By BOB CHRISTIE
The pilots flying an F-16 fighter jet that went down near Luke Air Force Base in suburban Phoenix reported hitting a bird shortly after takeoff, the Air Force general who commands their base said Thursday.
The two pilots, who were practicing landings and takeoffs at the base Wednesday evening, ejected safely and the fighter crashed in a farm field near the base.
The plane had just taken off when the pilots reported hitting a bird and the engine in the plane malfunctioned, 56th Operations Group commander Col. John Hanna said. They had little time to react.
Base spokeswoman Lt. Candice Dillitte said there’s nothing to indicate a fleet-wide problem with the jets, but the Air Force will investigate the cause. The Air Force has more than 1,000 of the single-engine fighters.
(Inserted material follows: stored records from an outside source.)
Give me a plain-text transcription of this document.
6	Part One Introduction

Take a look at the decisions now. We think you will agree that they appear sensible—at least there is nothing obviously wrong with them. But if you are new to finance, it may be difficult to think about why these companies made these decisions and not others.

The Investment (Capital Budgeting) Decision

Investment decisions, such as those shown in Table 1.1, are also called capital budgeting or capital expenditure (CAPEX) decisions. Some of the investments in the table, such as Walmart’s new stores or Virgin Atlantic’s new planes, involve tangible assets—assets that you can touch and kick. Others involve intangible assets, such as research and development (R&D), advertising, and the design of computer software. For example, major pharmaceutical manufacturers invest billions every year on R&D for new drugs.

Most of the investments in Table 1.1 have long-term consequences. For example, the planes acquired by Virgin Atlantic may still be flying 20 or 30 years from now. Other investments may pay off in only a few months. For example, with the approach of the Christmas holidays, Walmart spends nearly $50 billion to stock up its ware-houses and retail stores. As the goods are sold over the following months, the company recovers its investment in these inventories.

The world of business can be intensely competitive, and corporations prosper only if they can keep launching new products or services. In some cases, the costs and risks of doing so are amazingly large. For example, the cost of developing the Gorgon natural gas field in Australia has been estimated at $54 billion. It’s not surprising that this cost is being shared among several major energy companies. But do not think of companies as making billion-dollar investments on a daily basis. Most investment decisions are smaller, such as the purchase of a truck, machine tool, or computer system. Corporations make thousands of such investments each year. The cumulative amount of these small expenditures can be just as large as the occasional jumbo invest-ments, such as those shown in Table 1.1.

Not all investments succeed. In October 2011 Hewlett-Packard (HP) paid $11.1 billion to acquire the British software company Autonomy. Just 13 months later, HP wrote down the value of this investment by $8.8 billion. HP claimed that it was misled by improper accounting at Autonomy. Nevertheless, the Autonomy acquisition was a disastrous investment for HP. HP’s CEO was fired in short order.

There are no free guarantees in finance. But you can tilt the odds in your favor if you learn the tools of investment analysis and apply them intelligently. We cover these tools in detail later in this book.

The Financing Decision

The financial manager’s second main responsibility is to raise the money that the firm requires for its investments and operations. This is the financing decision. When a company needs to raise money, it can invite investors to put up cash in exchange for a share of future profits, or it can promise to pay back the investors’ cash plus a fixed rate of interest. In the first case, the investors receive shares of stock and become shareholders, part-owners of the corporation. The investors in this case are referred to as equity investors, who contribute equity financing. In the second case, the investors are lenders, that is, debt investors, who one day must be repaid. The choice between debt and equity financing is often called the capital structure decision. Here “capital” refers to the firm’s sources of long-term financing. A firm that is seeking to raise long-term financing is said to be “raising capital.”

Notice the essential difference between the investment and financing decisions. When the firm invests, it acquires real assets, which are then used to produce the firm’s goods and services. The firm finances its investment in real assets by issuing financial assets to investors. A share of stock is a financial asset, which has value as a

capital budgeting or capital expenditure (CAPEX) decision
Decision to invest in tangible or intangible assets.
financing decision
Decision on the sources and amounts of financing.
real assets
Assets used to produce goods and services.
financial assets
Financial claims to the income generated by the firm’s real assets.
The base, 15 miles west of Phoenix in Glendale, is the world’s largest F-16 pilot training base and had 138 F-16s before Wednesday’s crash. An instructor and a student were flying the jet that crashed.
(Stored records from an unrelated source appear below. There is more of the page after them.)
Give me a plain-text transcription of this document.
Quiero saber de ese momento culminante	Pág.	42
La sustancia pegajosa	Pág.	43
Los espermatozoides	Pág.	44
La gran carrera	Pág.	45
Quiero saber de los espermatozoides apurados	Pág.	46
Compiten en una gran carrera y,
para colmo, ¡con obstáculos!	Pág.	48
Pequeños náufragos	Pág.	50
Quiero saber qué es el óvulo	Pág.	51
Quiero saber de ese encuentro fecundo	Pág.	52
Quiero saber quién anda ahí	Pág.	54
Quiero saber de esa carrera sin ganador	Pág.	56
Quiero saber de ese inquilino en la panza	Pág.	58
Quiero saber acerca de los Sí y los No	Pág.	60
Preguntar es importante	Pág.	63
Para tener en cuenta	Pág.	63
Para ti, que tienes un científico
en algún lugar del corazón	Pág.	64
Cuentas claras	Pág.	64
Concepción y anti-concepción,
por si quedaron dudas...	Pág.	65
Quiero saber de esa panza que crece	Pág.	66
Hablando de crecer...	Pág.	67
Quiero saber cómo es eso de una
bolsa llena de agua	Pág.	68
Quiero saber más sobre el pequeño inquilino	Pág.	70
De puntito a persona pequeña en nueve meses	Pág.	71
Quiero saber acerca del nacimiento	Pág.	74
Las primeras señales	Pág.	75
The base is getting ready to transition to the military’s new F-35 fighter. The Air Force announced Thursday it would receive three additional squadrons, bringing the total to 144 within about 10 years. The first plane is set to arrive next spring.
Witnesses said they heard the jet’s engine sputtering and popping just before the plane went down. Photos posted on Twitter showed civilians helping two male pilots alongside a freshly plowed field.
Rothstein said the fact that the jet came down in farmland wasn’t an accident. Glendale and other nearly cities have worked with the state to maintain open space around the base despite the rapid urbanization of the area.
Any engine problem shortly after takeoff is extremely dangerous and the pilots needed to react quickly, Hanna said.
Bird strikes can severely damage jet engines. US Airways Flight 1549 lost both engines shortly after takeoff from LaGuardia Airport after hitting birds in January 2009 but landed safely on the Hudson River.
An inspector general’s audit last year criticized the Federal Aviation Administration for not doing enough to stop bird strikes. The report cited a five-fold increase in bird strikes over the last two decades, from 1,770 reported in 1990 to 9,840 reported in 2011, due in part to growing bird populations. The strikes have led to at least 24 deaths and 235 injuries in the United States since 1988.